Mike Schmeitzner, Alfred Fellisch 1884-1973. Eine politische Biographie (=Geschichte und Politik in Sachsen, Band 12), Böhlau Verlag, Köln-Weimar-Wien 2000, 548 S., geb., 98 DM.

Die Zeit der Weimarer Republik und des Nationalsozialimus ist für den Freistaat Sachsen noch immer ein wenig bearbeitetes Feld. Zwar ist seit dem Jahre 1989 eine stattliche Anzahl von Untersuchungen entstanden, die sich mit der ersten Demokratie und ihrem Untergang beschäftigen, doch scharen sich diese zumeist um einige wenige Grundfragen sächsischer Geschichte, wie das Jahr 1923 und die Reichsexekution gegen die sächsische Linksregierung oder den rasanten Aufstieg der NSDAP im "roten Sachsen". Mit seiner Dresdner Dissertation über das Leben und Wirken Alfred Fellischs schlägt Mike Schmeitzner einen weiten Bogen und zeichnet vor dem Hintergrund eines über 70 Jahre andauernden aktiven und passiven politischen Engagements in fünf politischen Systemen ein Stück sächsischer und deutscher Geschichte nach. In einer Verbindung von Personalisierungs- und Personifizierungskonzept werden die Stationen eines Lebens verfolgt, das zumeist "regionale und repräsentative Züge" trug, jedoch für kurze Zeit (1919-1924) einen landesweiten Einfluss erlangte.

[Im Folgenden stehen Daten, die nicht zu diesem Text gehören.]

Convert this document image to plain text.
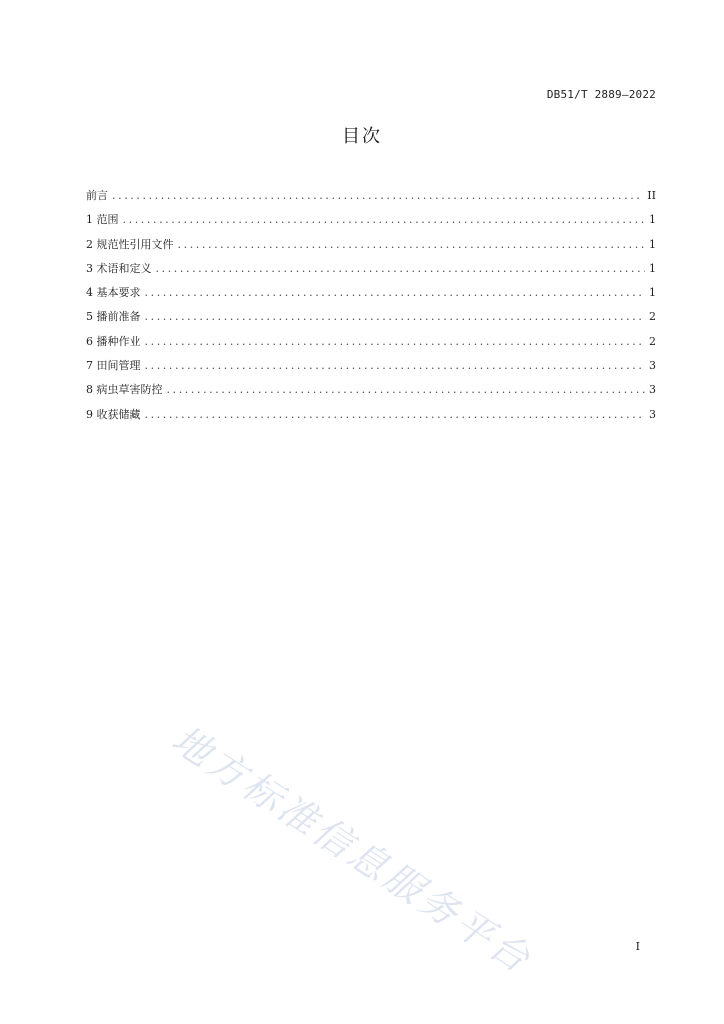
DB51/T 2889—2022
目次
前言 .....	II
1 范围 .....	1
2 规范性引用文件 .....	1
3 术语和定义 .....	1
4 基本要求 .....	1
5 播前准备 .....	2
6 播种作业 .....	2
7 田间管理 .....	3
8 病虫草害防控 .....	3
9 收获储藏 .....	3
地方标准信息服务平台	I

Geboren wurde Alfred Fellisch am 1. Juni 1884 in Frauenstadt (Posen) in eine sozialdemokratisch geprägte Arbeiterfamilie. Nach einer Lehre als Glacéhandschuhmacher und mehreren Ortswechseln siedelte er 1908 in das sächsische Johanngeorgenstadt über. Sein bereits zuvor begonnenes parteipolitisches Engagement, Fellisch war 1902 der SPD beigetreten, setzte er im 21. Wahlkreis fort. Noch vor Ausbruch des Weltkrieges wird der "vielbeschäftigte Nachwuchspolitiker" zum Berichterstatter der von Gustav Noske, Max Müller und Ernst Heilmann dominierten "Chemnitzer Volksstimme". Dort begann der eigentliche Aufstieg Fellischs, der ihn in den Kriegsjahren "immer mehr in eine innerparteiliche Schlüsselrolle" führte. Über eine Ersatzwahl gelangte Fellisch im Frühjahr 1918 in den sächsischen Landtag.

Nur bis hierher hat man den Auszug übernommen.